2 juin 1980 –  Discours à l’UNESCO

 Monsieur le Président de la Conférence générale,
Monsieur le Président du Conseil exécutif,
Monsieur le Directeur général,
Mesdames, Messieurs,

1. Je désire d'abord exprimer mes remerciements très cordiaux pour l’invitation que Monsieur Amadou Mahtar-M’Bow, Directeur général de l’Organisation des Nations Unies pour l’Éducation, la Science et la Culture, m’a adressée à plusieurs reprises, et déjà dès la première des visites qu'il m’a fait l’honneur de me rendre. Nombreuses sont les raisons pour lesquelles je suis heureux de pouvoir répondre aujourd’hui à cette invitation, que j’ai aussitôt hautement appréciée.

Pour les aimables paroles de bienvenue qu’ils viennent de prononcer à mon intention, je remercie Monsieur Napoléon Leblanc, Président de la Conférence générale, Monsieur Chams Eldine ElWakil, Président du Conseil exécutif, et Monsieur Amadou Mahtar-M’Bow, Directeur général de l’Organisation. Je veux saluer aussi tous ceux qui sont rassemblés ici pour la cent neuvième session du Conseil exécutif de l’UNESCO. Je ne saurais cacher ma joie de voir réunis en cette occasion tant de délégués des Nations du monde entier, tant de personnalités éminentes, tant de compétences, tant d’illustres représentants du monde de la culture et de la science.

Par mon intervention, j’essaierai d’apporter ma modeste pierre à l’édifice que vous construisez avec assiduité et persévérance, Mesdames et Messieurs, par vos réflexions et vos résolutions dans tous les domaines qui sont de la compétence de l’UNESCO.

2. Qu’il me soit permis de commencer en me rapportant aux origines de votre Organisation. Les événements qui ont marqué la fondation de l’UNESCO m’inspirent joie et gratitude envers la Providence: la signature de sa constitution le 16 novembre 1945; l’entrée en vigueur de cette constitution et l’établissement de l’Organisation le 4 novembre 1946; l’accord entre l’UNESCO et l’Organisation des Nations Unies approuvé par l’Assemblée Générale de l’ONU en la même année. Votre Organisation est en effet l’½uvre des Nations qui furent, après la fin de la terrible deuxième guerre mondiale, poussées par ce qu’on pourrait appeler un désir spontané de paix, d’union et de réconciliation. Ces Nations cherchèrent les moyens et les formes d’une collaboration capable d’établir, d’approfondir et d’assurer de manière durable cette nouvelle entente.

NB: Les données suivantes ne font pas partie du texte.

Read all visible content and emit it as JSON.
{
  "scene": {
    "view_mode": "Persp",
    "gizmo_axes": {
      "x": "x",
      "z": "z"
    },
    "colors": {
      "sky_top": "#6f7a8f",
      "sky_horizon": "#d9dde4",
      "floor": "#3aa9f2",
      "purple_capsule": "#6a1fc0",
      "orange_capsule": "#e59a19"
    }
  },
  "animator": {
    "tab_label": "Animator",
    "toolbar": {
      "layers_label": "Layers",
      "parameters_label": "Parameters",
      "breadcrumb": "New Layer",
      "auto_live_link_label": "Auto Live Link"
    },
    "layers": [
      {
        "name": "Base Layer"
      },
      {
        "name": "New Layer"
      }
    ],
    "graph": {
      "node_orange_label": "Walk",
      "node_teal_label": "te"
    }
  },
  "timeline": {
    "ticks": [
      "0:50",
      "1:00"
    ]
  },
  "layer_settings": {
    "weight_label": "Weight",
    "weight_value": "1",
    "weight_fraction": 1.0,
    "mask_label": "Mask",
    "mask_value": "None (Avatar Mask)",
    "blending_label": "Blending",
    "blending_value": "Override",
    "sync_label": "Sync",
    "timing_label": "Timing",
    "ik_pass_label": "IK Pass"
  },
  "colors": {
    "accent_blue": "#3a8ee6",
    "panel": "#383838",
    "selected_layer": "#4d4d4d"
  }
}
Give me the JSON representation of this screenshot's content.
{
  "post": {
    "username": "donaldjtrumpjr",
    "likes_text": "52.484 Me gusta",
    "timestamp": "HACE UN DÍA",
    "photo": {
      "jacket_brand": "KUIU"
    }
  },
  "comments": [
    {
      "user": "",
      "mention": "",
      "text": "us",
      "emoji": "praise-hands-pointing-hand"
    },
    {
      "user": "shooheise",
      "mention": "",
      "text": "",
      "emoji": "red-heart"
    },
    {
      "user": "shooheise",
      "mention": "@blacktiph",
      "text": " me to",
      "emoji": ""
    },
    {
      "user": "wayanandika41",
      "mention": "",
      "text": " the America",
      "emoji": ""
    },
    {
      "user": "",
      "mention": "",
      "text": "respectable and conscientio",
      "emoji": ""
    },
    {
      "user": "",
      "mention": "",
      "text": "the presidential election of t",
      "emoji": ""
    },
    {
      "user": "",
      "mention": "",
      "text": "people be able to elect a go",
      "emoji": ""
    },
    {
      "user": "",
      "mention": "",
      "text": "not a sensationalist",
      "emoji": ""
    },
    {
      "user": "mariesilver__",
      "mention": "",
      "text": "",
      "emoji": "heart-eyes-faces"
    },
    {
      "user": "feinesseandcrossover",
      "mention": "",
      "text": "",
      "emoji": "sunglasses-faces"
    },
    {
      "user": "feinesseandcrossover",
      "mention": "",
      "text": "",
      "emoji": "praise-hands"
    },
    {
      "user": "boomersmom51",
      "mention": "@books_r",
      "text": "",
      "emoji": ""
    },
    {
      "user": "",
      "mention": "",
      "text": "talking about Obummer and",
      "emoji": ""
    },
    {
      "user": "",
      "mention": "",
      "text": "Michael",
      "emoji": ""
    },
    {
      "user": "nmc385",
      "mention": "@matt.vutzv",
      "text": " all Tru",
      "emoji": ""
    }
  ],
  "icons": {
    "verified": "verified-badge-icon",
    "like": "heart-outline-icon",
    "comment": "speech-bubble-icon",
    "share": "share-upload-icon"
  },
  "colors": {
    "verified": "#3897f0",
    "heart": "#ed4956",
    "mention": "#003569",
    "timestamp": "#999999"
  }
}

L’UNESCO est donc née, comme l’Organisation des Nations Unies, parce que les peuples savaient qu’à la base des grandes entreprises destinées à servir la paix et le progrès de l’humanité sur l’ensemble du globe, il y avait la nécessité de l’union des nations, du respect réciproque, et de la coopération internationale.

3. Prolongeant l’action, la pensée et le message de mon grand prédécesseur le Pape Paul VI, j’ai eu l’honneur de prendre la parole devant l’Assemblée Générale des Nations Unies, au mois d’octobre dernier, à l’invitation de Monsieur Kurt Waldheim, Secrétaire général de l’ONU. Peu après, le 12 novembre 1979, j’ai été invité par Monsieur Edouard Saouma, Directeur général de l’Organisation des Nations Unies pour l’alimentation et l’agriculture à Rome. En ces circonstances, il m’a été donné de traiter de questions profondément liées à l’ensemble des problèmes qui se rapportent à l’avenir pacifique de l’homme sur la terre. En effet, tous ces problèmes sont intimement liés. Nous nous trouvons en présence, pour ainsi dire, d’un vaste système de vases communicants: les problèmes de la culture, de la science et de l’éducation ne se présentent pas, dans la vie des nations et dans les relations internationales, de manière indépendante des autres problèmes de l’existence humaine, comme ceux de la paix ou de la faim. Les problèmes de la culture sont conditionnés par les autres dimensions de l’existence humaine, tout comme, à leur tour, ceux-ci les conditionnent.

4. Il y quand même ― et je l’ai souligné dans mon discours à l’ONU en me référant à la Déclaration Universelle des droits de l’homme ― une dimension fondamentale, qui est capable de bouleverser jusque dans leurs fondements les systèmes qui structurent l’ensemble de l’humanité et de libérer l’existence humaine, individuelle et collective, des menaces qui pèsent sur elle. Cette dimension fondamentale, c’est l’homme, l’homme dans son intégralité, l’homme qui vit en même temps dans la sphère des valeurs matérielles et dans celle des valeurs spirituelles. Le respect des droits inaliénables de la personne humaine est à la base de tout [1].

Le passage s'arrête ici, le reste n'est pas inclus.